The focus quickly shifted back to McCallum.
Saturday’s defeat, however, doesn’t mean McCallum can simply leave the public eye and retire to his Crescent Beach home. He faces a five-day Provincial Court trial beginning Oct. 31 on charges of public mischief, after his allegations that a pro-RCMP petitioner ran over his foot in a supermarket parking lot more than a year ago backfired.
There are also new questions about the taxpayer-provided vehicle McCallum has driven, after Hundial circulated a photograph showing it had sustained damage sometime this weekend.
Surrey RCMP confirmed it has been in contact with city hall over damage to one of its vehicles, after a report from a city employee on Sunday morning. “Investigators will be following up with involved parties to determine the cause of the damages,” said the statement from the Surrey detachment.

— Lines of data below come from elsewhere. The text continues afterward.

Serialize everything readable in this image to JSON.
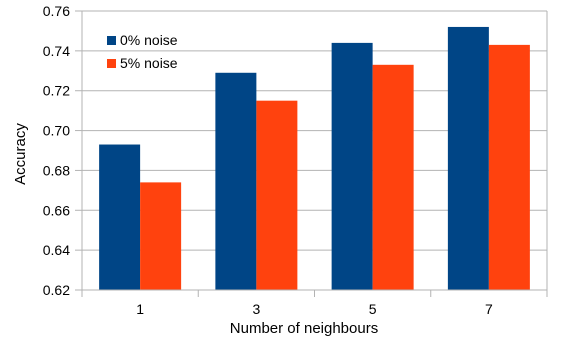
{
  "chart_data": {
    "type": "bar",
    "xlabel": "Number of neighbours",
    "ylabel": "Accuracy",
    "categories": [
      "1",
      "3",
      "5",
      "7"
    ],
    "ylim": [
      0.62,
      0.76
    ],
    "yticks": [
      "0.62",
      "0.64",
      "0.66",
      "0.68",
      "0.70",
      "0.72",
      "0.74",
      "0.76"
    ],
    "grid": "horizontal",
    "legend_position": "top-left",
    "series": [
      {
        "name": "0% noise",
        "color": "#004586",
        "values": [
          0.693,
          0.729,
          0.744,
          0.752
        ]
      },
      {
        "name": "5% noise",
        "color": "#ff420e",
        "values": [
          0.674,
          0.715,
          0.733,
          0.743
        ]
      }
    ]
  }
}
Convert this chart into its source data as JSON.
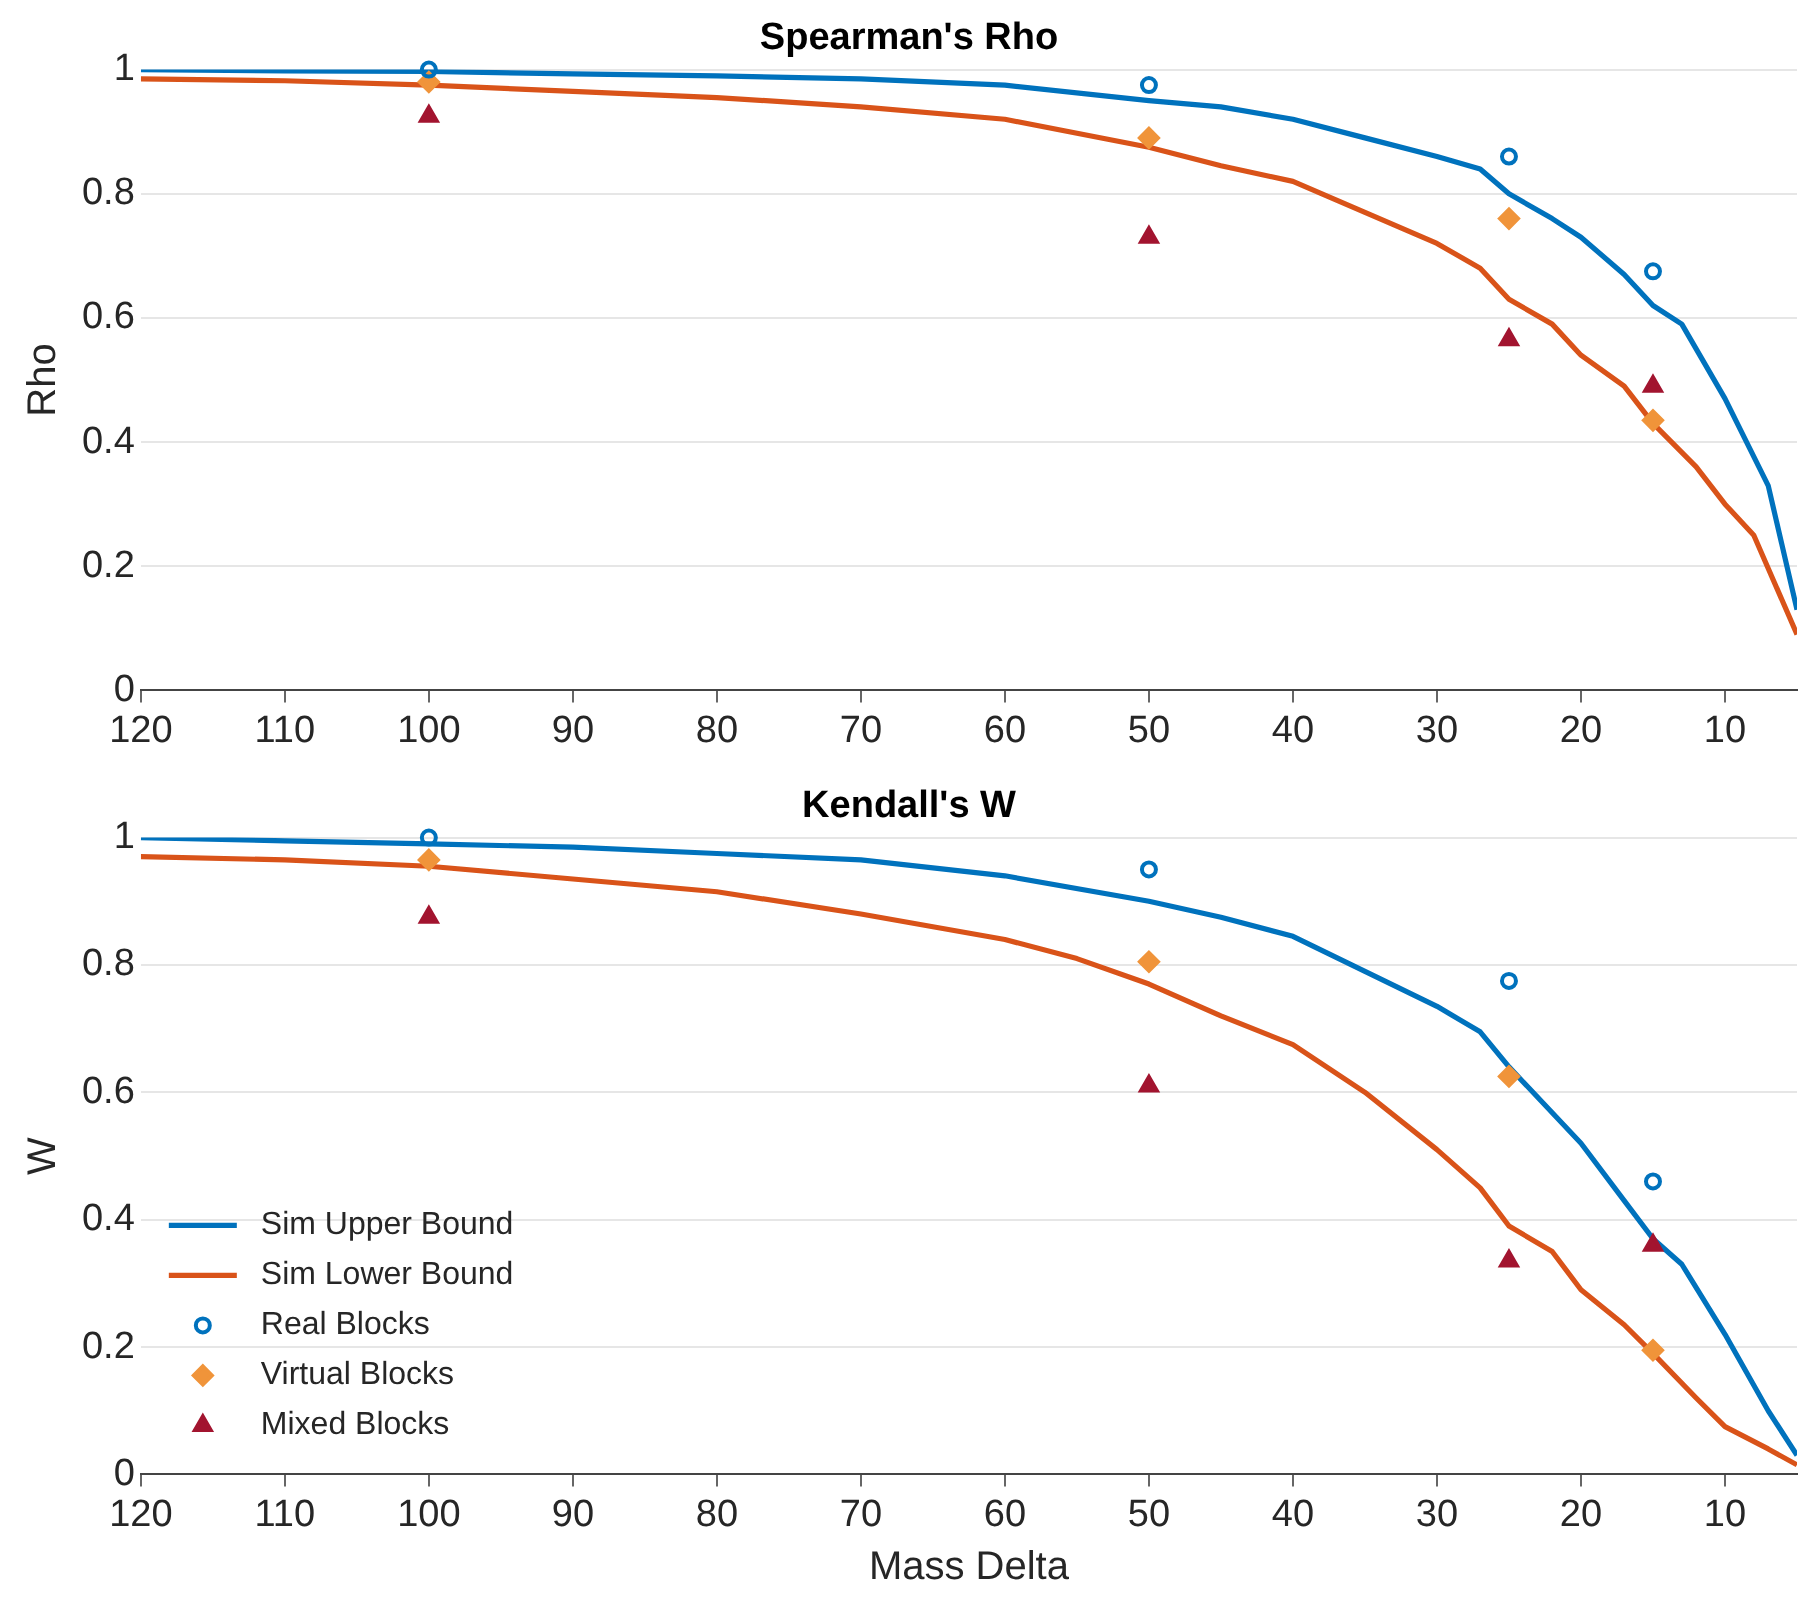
{
  "chart_data": [
    {
      "type": "line",
      "title": "Spearman's Rho",
      "ylabel": "Rho",
      "xlim": [
        120,
        5
      ],
      "xticks": [
        120,
        110,
        100,
        90,
        80,
        70,
        60,
        50,
        40,
        30,
        20,
        10
      ],
      "ylim": [
        0,
        1
      ],
      "yticks": [
        0,
        0.2,
        0.4,
        0.6,
        0.8,
        1
      ],
      "grid": "y",
      "legend": false,
      "series": [
        {
          "type": "line",
          "color": "#0072bd",
          "marker": "none",
          "x": [
            120,
            110,
            100,
            90,
            80,
            70,
            60,
            50,
            45,
            40,
            35,
            30,
            27,
            25,
            22,
            20,
            17,
            15,
            13,
            10,
            7,
            5
          ],
          "values": [
            1.0,
            0.998,
            0.997,
            0.993,
            0.99,
            0.985,
            0.975,
            0.95,
            0.94,
            0.92,
            0.89,
            0.86,
            0.84,
            0.8,
            0.76,
            0.73,
            0.67,
            0.62,
            0.59,
            0.47,
            0.33,
            0.13
          ]
        },
        {
          "type": "line",
          "color": "#d95319",
          "marker": "none",
          "x": [
            120,
            110,
            100,
            90,
            80,
            70,
            60,
            50,
            45,
            40,
            35,
            30,
            27,
            25,
            22,
            20,
            17,
            15,
            12,
            10,
            8,
            5
          ],
          "values": [
            0.985,
            0.982,
            0.975,
            0.965,
            0.955,
            0.94,
            0.92,
            0.875,
            0.845,
            0.82,
            0.77,
            0.72,
            0.68,
            0.63,
            0.59,
            0.54,
            0.49,
            0.43,
            0.36,
            0.3,
            0.25,
            0.09
          ]
        },
        {
          "type": "scatter",
          "color": "#0072bd",
          "marker": "circle",
          "x": [
            100,
            50,
            25,
            15
          ],
          "values": [
            1.0,
            0.975,
            0.86,
            0.675
          ]
        },
        {
          "type": "scatter",
          "color": "#f0943a",
          "marker": "diamond",
          "x": [
            100,
            50,
            25,
            15
          ],
          "values": [
            0.98,
            0.89,
            0.76,
            0.435
          ]
        },
        {
          "type": "scatter",
          "color": "#a2142f",
          "marker": "triangle",
          "x": [
            100,
            50,
            25,
            15
          ],
          "values": [
            0.925,
            0.73,
            0.565,
            0.49
          ]
        }
      ]
    },
    {
      "type": "line",
      "title": "Kendall's W",
      "ylabel": "W",
      "xlabel": "Mass Delta",
      "xlim": [
        120,
        5
      ],
      "xticks": [
        120,
        110,
        100,
        90,
        80,
        70,
        60,
        50,
        40,
        30,
        20,
        10
      ],
      "ylim": [
        0,
        1
      ],
      "yticks": [
        0,
        0.2,
        0.4,
        0.6,
        0.8,
        1
      ],
      "grid": "y",
      "legend": "bottom left",
      "series": [
        {
          "type": "line",
          "name": "Sim Upper Bound",
          "color": "#0072bd",
          "marker": "none",
          "x": [
            120,
            110,
            100,
            90,
            80,
            70,
            60,
            50,
            45,
            40,
            35,
            30,
            27,
            25,
            20,
            17,
            15,
            13,
            10,
            7,
            5
          ],
          "values": [
            1.0,
            0.995,
            0.99,
            0.985,
            0.975,
            0.965,
            0.94,
            0.9,
            0.875,
            0.845,
            0.79,
            0.735,
            0.695,
            0.64,
            0.52,
            0.43,
            0.37,
            0.33,
            0.22,
            0.1,
            0.03
          ]
        },
        {
          "type": "line",
          "name": "Sim Lower Bound",
          "color": "#d95319",
          "marker": "none",
          "x": [
            120,
            110,
            100,
            90,
            80,
            70,
            60,
            55,
            50,
            45,
            40,
            35,
            30,
            27,
            25,
            22,
            20,
            17,
            15,
            12,
            10,
            7,
            5
          ],
          "values": [
            0.97,
            0.965,
            0.955,
            0.935,
            0.915,
            0.88,
            0.84,
            0.81,
            0.77,
            0.72,
            0.675,
            0.6,
            0.51,
            0.45,
            0.39,
            0.35,
            0.29,
            0.235,
            0.19,
            0.12,
            0.075,
            0.04,
            0.015
          ]
        },
        {
          "type": "scatter",
          "name": "Real Blocks",
          "color": "#0072bd",
          "marker": "circle",
          "x": [
            100,
            50,
            25,
            15
          ],
          "values": [
            1.0,
            0.95,
            0.775,
            0.46
          ]
        },
        {
          "type": "scatter",
          "name": "Virtual Blocks",
          "color": "#f0943a",
          "marker": "diamond",
          "x": [
            100,
            50,
            25,
            15
          ],
          "values": [
            0.965,
            0.805,
            0.625,
            0.195
          ]
        },
        {
          "type": "scatter",
          "name": "Mixed Blocks",
          "color": "#a2142f",
          "marker": "triangle",
          "x": [
            100,
            50,
            25,
            15
          ],
          "values": [
            0.875,
            0.61,
            0.335,
            0.36
          ]
        }
      ]
    }
  ]
}
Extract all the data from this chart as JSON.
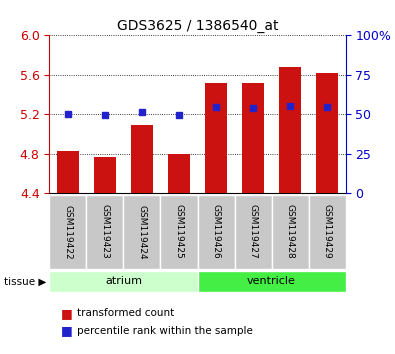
{
  "title": "GDS3625 / 1386540_at",
  "samples": [
    "GSM119422",
    "GSM119423",
    "GSM119424",
    "GSM119425",
    "GSM119426",
    "GSM119427",
    "GSM119428",
    "GSM119429"
  ],
  "red_bar_top": [
    4.83,
    4.77,
    5.09,
    4.8,
    5.52,
    5.52,
    5.68,
    5.62
  ],
  "red_bar_bottom": 4.4,
  "blue_dot_y": [
    5.2,
    5.195,
    5.22,
    5.195,
    5.27,
    5.265,
    5.285,
    5.275
  ],
  "ylim": [
    4.4,
    6.0
  ],
  "yticks_left": [
    4.4,
    4.8,
    5.2,
    5.6,
    6.0
  ],
  "yticks_right_vals": [
    0,
    25,
    50,
    75,
    100
  ],
  "yticks_right_labels": [
    "0",
    "25",
    "50",
    "75",
    "100%"
  ],
  "groups": [
    {
      "label": "atrium",
      "start": 0,
      "end": 3,
      "color": "#ccffcc"
    },
    {
      "label": "ventricle",
      "start": 4,
      "end": 7,
      "color": "#44ee44"
    }
  ],
  "red_color": "#cc1111",
  "blue_color": "#2222cc",
  "bar_width": 0.6,
  "tick_color_left": "#cc0000",
  "tick_color_right": "#0000cc",
  "label_box_color": "#c8c8c8",
  "tissue_label_color": "black"
}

McCallum has not responded for comment.
During the campaign, Locke promised a suite of anti-corruption measures, such as hiring an ethics commissioner, introducing new conflict of interest rules, whistleblower protections, advocating for municipal recall laws and rolling-back the $10 freedom of information application fee that Safe Surrey Coalition imposed.
McCallum adopted the NDP government’s fee, one that Vancouver doesn’t charge. Locke and Surrey First Coun. Linda Annis were the only councillors to vote against the fee early this year. Many residents have been stymied in their attempts to find out how much McCallum has billed taxpayers for high-profile lawyer Richard Peck’s defence in the public mischief case. Locke said it will be a priority to claw that money back.
“Huge concern to the residents of this city, they do not want to pay his [legal] bills, and I don't believe they should. We will be asking our city legal [department] to figure out a way to get that money back and to make Mr. McCallum pay for his legal bills.”